The Victorian Court of Appeal has upheld the validity of a non-compete clause in the contract of employment of an employee engaged as a "supervising accountant" for a firm of chartered accountants (First Employer): Birdanco Nominees Pty Ltd v Money [2012] VSCA 64.

The First Employer sought to enforce the non-compete clause after the employee resigned from employment to work part-time for a company which was then a client of the First Employer, and part-time for another firm of accountants (Second Employer). Following this, the client terminated its retainer with the First Employer and engaged the Second Employer to perform financial services on its behalf. The restraint required the employee to pay a significant monetary penalty if he solicited or canvassed any person who as a client of the First Employer as at his date of termination (for whom he provided "services" during his employment) or acted for an entity that was a client of the First Employer (for whom he provided "services" during his employment) for a period of three years following his date of termination.

The restraint was held to be enforceable because it protected the interest of the First Employer in its "trade" connection or goodwill.
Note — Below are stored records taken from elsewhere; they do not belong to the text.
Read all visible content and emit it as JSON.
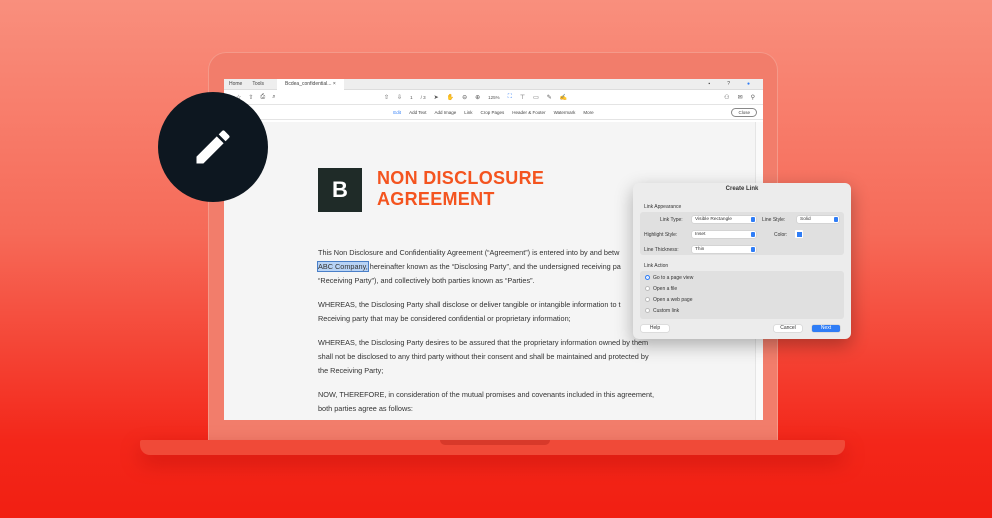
{
  "tabs": {
    "home": "Home",
    "tools": "Tools",
    "doc": "Bcdea_confidential...",
    "close": "×"
  },
  "toolbar": {
    "page": "1",
    "page_total": "/ 3",
    "zoom": "125%"
  },
  "editbar": {
    "items": [
      "Edit",
      "Add Text",
      "Add Image",
      "Link",
      "Crop Pages",
      "Header & Footer",
      "Watermark",
      "More"
    ],
    "close": "Close"
  },
  "document": {
    "logo": "B",
    "title_line1": "NON DISCLOSURE",
    "title_line2": "AGREEMENT",
    "p1": [
      "This Non Disclosure and Confidentiality Agreement (“Agreement”) is entered into by and betw",
      "hereinafter known as the “Disclosing Party”, and the undersigned receiving pa",
      "“Receiving Party”), and collectively both parties known as “Parties”."
    ],
    "highlight": "ABC Company,",
    "p2": [
      "WHEREAS, the Disclosing Party shall disclose or deliver tangible or intangible information to t",
      "Receiving party that may be considered confidential or proprietary information;"
    ],
    "p3": [
      "WHEREAS, the Disclosing Party desires to be assured that the proprietary information owned by them",
      "shall not be disclosed to any third party without their consent and shall be maintained and protected by",
      "the Receiving Party;"
    ],
    "p4": [
      "NOW, THEREFORE, in consideration of the mutual promises and covenants included in this agreement,",
      "both parties agree as follows:"
    ]
  },
  "dialog": {
    "title": "Create Link",
    "appearance": "Link Appearance",
    "link_type_label": "Link Type:",
    "link_type": "Visible Rectangle",
    "line_style_label": "Line Style:",
    "line_style": "Solid",
    "highlight_label": "Highlight Style:",
    "highlight": "Inset",
    "color_label": "Color:",
    "color": "#2f7df6",
    "thickness_label": "Line Thickness:",
    "thickness": "Thin",
    "action": "Link Action",
    "options": [
      "Go to a page view",
      "Open a file",
      "Open a web page",
      "Custom link"
    ],
    "help": "Help",
    "cancel": "Cancel",
    "next": "Next"
  },
  "colors": {
    "accent": "#f4541f",
    "primary": "#2f7df6"
  }
}
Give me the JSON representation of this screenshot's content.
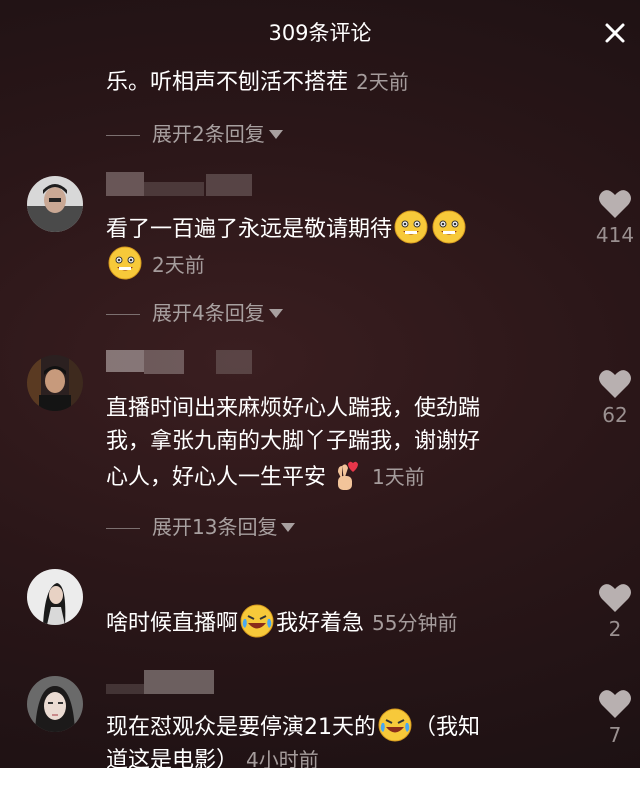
{
  "header": {
    "title": "309条评论"
  },
  "comments": [
    {
      "text": "乐。听相声不刨活不搭茬",
      "time": "2天前",
      "expand": "展开2条回复"
    },
    {
      "text": "看了一百遍了永远是敬请期待",
      "time": "2天前",
      "likes": "414",
      "expand": "展开4条回复",
      "emojis": [
        "grin-emoji",
        "grin-emoji",
        "grin-emoji"
      ]
    },
    {
      "lines": [
        "直播时间出来麻烦好心人踹我，使劲踹",
        "我，拿张九南的大脚丫子踹我，谢谢好",
        "心人，好心人一生平安"
      ],
      "time": "1天前",
      "likes": "62",
      "expand": "展开13条回复",
      "emojis": [
        "heart-fingers-emoji"
      ]
    },
    {
      "before": "啥时候直播啊",
      "after": "我好着急",
      "time": "55分钟前",
      "likes": "2",
      "emojis": [
        "rofl-emoji"
      ]
    },
    {
      "line1_before": "现在怼观众是要停演21天的",
      "line1_after": "（我知",
      "line2": "道这是电影）",
      "time": "4小时前",
      "likes": "7",
      "emojis": [
        "rofl-emoji"
      ]
    }
  ],
  "colors": {
    "background": "#2a1618",
    "secondary_text": "#a59c9c",
    "like_icon": "#b8b0b0"
  },
  "icons": [
    "close-icon",
    "heart-icon",
    "chevron-down-icon"
  ]
}
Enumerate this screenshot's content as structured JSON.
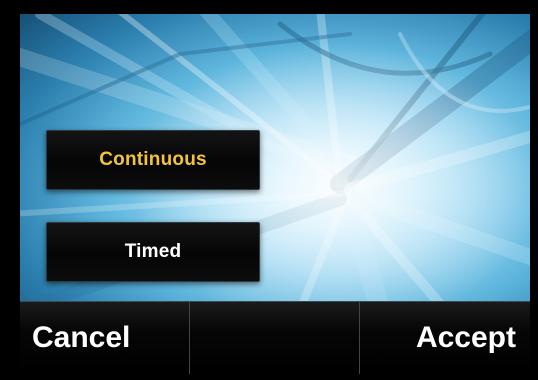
{
  "options": {
    "continuous_label": "Continuous",
    "timed_label": "Timed"
  },
  "softkeys": {
    "left_label": "Cancel",
    "middle_label": "",
    "right_label": "Accept"
  },
  "colors": {
    "selected_text": "#f3c43a",
    "unselected_text": "#ffffff",
    "softkey_bar": "#060606"
  }
}
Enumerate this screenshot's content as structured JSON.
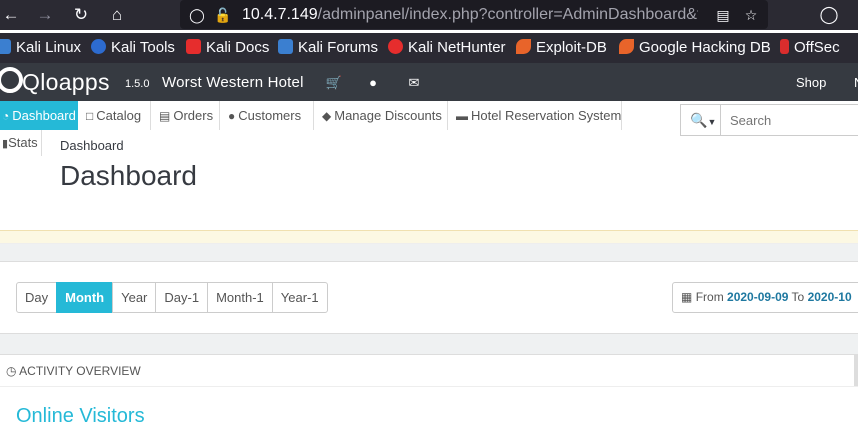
{
  "browser": {
    "url_host": "10.4.7.149",
    "url_path": "/adminpanel/index.php?controller=AdminDashboard&tok",
    "icons": [
      "back-icon",
      "forward-icon",
      "reload-icon",
      "home-icon",
      "shield-icon",
      "lock-insecure-icon",
      "reader-view-icon",
      "star-icon",
      "pocket-icon"
    ]
  },
  "bookmarks": [
    {
      "label": "Kali Linux",
      "color": "#3b7fd0"
    },
    {
      "label": "Kali Tools",
      "color": "#2d6bcf"
    },
    {
      "label": "Kali Docs",
      "color": "#e62d2d"
    },
    {
      "label": "Kali Forums",
      "color": "#3b7fd0"
    },
    {
      "label": "Kali NetHunter",
      "color": "#e62d2d"
    },
    {
      "label": "Exploit-DB",
      "color": "#e8642a"
    },
    {
      "label": "Google Hacking DB",
      "color": "#e8642a"
    },
    {
      "label": "OffSec",
      "color": "#d92d2d"
    }
  ],
  "app": {
    "logo": "Qloapps",
    "version": "1.5.0",
    "hotel_name": "Worst Western Hotel",
    "shop_label": "Shop",
    "shop_cut": "N"
  },
  "menu": [
    {
      "label": "Dashboard",
      "icon": "dashboard-icon",
      "active": true
    },
    {
      "label": "Catalog",
      "icon": "book-icon",
      "active": false
    },
    {
      "label": "Orders",
      "icon": "credit-card-icon",
      "active": false
    },
    {
      "label": "Customers",
      "icon": "users-icon",
      "active": false
    },
    {
      "label": "Manage Discounts",
      "icon": "tag-icon",
      "active": false
    },
    {
      "label": "Hotel Reservation System",
      "icon": "bed-icon",
      "active": false
    }
  ],
  "stats_label": "Stats",
  "search": {
    "placeholder": "Search"
  },
  "breadcrumb": "Dashboard",
  "page_title": "Dashboard",
  "periods": [
    {
      "label": "Day",
      "active": false
    },
    {
      "label": "Month",
      "active": true
    },
    {
      "label": "Year",
      "active": false
    },
    {
      "label": "Day-1",
      "active": false
    },
    {
      "label": "Month-1",
      "active": false
    },
    {
      "label": "Year-1",
      "active": false
    }
  ],
  "date_range": {
    "from_label": "From",
    "from": "2020-09-09",
    "to_label": "To",
    "to": "2020-10"
  },
  "activity": {
    "header": "ACTIVITY OVERVIEW",
    "title": "Online Visitors"
  },
  "colors": {
    "accent": "#25b9d7",
    "appbar": "#363a41",
    "browser": "#2b2a33"
  }
}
The court emphasised the fact that the restraint did not prevent the employee from competing with the First Employer. Rather, it merely imposed liability to pay damages if he chose to do so. The judgment confirms the well-established law regarding the test for the enforceability of restraint clauses; being the reasonableness of their nature and coverage as at the time the restraint is entered into.

When drafting restraint clauses, it is always important for employers to bear in mind "how soon the hold of the old employee over customers will weaken". Clauses drafted more broadly than this run the risk of being held to be unenforceable by Australian courts.